面接練習の後、キヨンセちゃんにそう言われた。

「こんなんじゃだけですよね」

僕はまだ落ち込んでいた。

「大丈夫。慣れたらちゃんと話せるよ」

富田先生にもそう言われた。

「森崎君の誠実さは伝わったから大丈夫だよ」

僕は、キヨンセちゃんのその一言でほっとした。

 「もりさと君、面接練習の調子はどう?」

その翌朝、遠藤さんにそう聞かれた。

「緊張して、思うように話せなかった」

「私も。面接って緊張するよね」

「遠藤さんも緊張するの⁉︎」

彼女は明るくはきはき話す印象があったから、少し意外だった。

「そりゃ緊張するよ。逆に緊張しない人っている?」

そうか。緊張するのは自分だけではなかったのか。

「あと私は、進路の手引きに面接で聞かれそうな質問が載っていたことを忘れて、答える準備ができなかった」

「そういえば、そんなのがあったな」

僕は、面接の手引きの存在自体忘れていた。答えを考えておけば、落ち着いて面接できるだろう。

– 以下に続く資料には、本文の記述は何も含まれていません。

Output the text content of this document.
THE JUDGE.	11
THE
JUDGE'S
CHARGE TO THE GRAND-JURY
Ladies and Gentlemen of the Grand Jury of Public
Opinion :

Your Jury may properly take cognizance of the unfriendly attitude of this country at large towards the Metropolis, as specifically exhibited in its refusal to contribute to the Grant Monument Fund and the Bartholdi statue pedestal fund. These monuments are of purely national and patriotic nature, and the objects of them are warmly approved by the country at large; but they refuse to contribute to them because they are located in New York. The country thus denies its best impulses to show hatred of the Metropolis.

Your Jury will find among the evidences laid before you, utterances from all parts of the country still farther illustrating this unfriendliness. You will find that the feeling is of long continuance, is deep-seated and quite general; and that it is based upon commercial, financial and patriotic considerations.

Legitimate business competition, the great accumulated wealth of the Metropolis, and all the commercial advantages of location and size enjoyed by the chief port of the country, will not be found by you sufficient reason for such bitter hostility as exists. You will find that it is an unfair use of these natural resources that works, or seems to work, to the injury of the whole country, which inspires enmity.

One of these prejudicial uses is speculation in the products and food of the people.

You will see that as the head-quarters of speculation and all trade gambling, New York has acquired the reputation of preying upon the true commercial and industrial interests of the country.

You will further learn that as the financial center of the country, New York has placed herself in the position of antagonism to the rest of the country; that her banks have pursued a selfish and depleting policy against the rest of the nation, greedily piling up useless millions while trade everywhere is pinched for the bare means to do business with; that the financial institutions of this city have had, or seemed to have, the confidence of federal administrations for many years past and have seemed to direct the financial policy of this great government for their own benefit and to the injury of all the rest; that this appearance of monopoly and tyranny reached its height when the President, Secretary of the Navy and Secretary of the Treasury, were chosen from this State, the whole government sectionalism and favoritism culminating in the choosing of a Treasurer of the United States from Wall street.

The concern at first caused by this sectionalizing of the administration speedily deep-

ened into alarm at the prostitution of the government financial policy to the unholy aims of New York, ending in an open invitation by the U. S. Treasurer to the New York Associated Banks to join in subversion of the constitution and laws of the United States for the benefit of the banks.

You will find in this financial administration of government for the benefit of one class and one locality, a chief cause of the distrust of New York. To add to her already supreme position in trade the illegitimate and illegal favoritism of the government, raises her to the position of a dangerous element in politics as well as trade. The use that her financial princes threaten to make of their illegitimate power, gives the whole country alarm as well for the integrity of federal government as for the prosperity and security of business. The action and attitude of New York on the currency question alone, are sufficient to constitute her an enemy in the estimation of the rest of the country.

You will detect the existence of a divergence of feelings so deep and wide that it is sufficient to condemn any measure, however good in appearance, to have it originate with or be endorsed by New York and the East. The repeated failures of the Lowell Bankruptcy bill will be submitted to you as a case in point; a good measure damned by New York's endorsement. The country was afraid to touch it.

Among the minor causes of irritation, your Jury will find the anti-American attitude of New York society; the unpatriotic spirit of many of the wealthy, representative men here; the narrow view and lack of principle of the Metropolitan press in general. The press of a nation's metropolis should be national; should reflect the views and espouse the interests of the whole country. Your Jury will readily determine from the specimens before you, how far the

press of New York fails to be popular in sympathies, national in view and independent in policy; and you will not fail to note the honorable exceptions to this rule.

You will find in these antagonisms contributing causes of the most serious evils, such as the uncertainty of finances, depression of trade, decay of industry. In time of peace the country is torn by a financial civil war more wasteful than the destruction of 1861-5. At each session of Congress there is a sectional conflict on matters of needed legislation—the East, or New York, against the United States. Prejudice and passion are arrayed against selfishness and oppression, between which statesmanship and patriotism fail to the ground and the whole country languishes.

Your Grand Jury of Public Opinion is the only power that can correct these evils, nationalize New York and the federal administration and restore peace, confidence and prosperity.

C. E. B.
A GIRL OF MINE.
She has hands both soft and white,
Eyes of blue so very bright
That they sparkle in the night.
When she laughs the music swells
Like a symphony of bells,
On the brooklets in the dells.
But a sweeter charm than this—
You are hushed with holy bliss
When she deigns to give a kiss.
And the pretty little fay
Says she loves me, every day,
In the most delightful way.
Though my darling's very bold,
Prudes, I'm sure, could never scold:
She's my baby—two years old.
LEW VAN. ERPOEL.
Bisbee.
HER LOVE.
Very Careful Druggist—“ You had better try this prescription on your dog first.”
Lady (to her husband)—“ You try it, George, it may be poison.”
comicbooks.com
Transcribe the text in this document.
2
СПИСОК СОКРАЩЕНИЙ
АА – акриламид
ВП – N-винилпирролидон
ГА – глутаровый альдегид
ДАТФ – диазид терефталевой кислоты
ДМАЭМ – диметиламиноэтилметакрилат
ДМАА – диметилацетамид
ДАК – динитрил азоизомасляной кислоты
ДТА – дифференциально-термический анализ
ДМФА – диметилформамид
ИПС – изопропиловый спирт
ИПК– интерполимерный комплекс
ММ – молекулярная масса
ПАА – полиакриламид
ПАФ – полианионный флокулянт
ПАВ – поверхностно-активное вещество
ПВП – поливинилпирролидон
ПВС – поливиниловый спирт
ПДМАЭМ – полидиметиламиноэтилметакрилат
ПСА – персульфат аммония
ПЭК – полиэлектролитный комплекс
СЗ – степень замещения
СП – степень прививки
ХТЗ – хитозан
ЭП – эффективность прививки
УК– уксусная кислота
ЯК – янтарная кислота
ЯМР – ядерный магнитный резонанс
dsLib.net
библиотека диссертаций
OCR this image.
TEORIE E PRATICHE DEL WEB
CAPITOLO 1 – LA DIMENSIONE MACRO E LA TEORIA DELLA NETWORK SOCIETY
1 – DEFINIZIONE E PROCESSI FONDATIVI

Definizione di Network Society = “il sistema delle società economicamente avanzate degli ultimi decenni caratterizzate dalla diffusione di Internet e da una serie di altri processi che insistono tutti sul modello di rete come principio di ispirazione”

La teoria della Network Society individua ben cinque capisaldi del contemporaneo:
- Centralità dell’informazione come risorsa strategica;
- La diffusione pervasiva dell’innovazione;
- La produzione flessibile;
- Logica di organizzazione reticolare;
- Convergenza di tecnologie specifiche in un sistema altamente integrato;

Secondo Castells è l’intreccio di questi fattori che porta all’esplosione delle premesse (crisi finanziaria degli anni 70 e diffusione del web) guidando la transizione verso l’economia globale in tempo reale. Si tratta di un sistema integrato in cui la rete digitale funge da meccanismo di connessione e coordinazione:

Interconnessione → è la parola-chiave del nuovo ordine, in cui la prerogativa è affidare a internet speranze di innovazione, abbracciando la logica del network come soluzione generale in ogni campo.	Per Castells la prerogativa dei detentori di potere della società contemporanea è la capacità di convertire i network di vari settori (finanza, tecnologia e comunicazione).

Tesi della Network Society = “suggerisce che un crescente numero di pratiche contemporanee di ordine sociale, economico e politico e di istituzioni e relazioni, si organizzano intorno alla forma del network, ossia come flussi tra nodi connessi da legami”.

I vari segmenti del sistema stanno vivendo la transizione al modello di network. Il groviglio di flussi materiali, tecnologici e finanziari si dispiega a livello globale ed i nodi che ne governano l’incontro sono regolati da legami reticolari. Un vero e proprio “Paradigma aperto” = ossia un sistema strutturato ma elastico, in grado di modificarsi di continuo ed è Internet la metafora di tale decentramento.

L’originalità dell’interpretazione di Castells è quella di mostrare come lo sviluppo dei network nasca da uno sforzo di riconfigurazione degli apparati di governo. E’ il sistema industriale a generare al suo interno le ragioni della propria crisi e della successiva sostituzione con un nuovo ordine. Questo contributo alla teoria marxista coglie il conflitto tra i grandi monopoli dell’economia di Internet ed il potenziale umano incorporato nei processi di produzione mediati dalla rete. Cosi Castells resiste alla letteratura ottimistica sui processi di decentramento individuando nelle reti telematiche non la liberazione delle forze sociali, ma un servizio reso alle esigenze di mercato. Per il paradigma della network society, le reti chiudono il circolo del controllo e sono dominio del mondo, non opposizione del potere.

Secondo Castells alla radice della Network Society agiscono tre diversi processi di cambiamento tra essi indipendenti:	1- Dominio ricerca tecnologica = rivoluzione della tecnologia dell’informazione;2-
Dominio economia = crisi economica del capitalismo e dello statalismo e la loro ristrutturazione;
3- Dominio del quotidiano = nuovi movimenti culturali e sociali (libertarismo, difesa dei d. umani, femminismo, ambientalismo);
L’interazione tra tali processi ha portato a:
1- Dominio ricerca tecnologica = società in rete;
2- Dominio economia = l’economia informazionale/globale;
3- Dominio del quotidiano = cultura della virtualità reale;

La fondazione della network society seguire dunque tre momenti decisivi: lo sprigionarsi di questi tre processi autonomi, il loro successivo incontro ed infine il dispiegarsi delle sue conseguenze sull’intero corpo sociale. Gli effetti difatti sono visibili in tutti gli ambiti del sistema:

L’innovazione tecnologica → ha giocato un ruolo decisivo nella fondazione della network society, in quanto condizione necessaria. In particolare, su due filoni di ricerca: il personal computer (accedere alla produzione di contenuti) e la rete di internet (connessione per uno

「まあ、予想外の質問は必ず出てくるらしいけど。それで本性を引き出そうとするみたい」

彼女はそう言っていた。彼女はぼろがないから問題ないと思うけど。

「せっかく高校のことを調べたんだから、どこまで知ってるかアピールしたいよね。あと、中学校で何を頑張ってきたかも」

僕もそう言った。

「そうだよね。これまで頑張ってきたことを知ってほしいもんね」

受験のおかげで、自然と彼女と話せるようになった。いや、本当は二宮彩織のおかげだろうか?

「そういえば、もうすぐ彩織の私立高校の受験だったな。頑張ってきてほしいな」

彼女がそんな話をしていた。そういえば、諒一も私立高校を受験するって言っていたな。二宮さんの志望校とは違う学校だけど。受験する学校は違っても、大変なのはみんな同じ。二宮さんも諒一も、合格できたらいいな。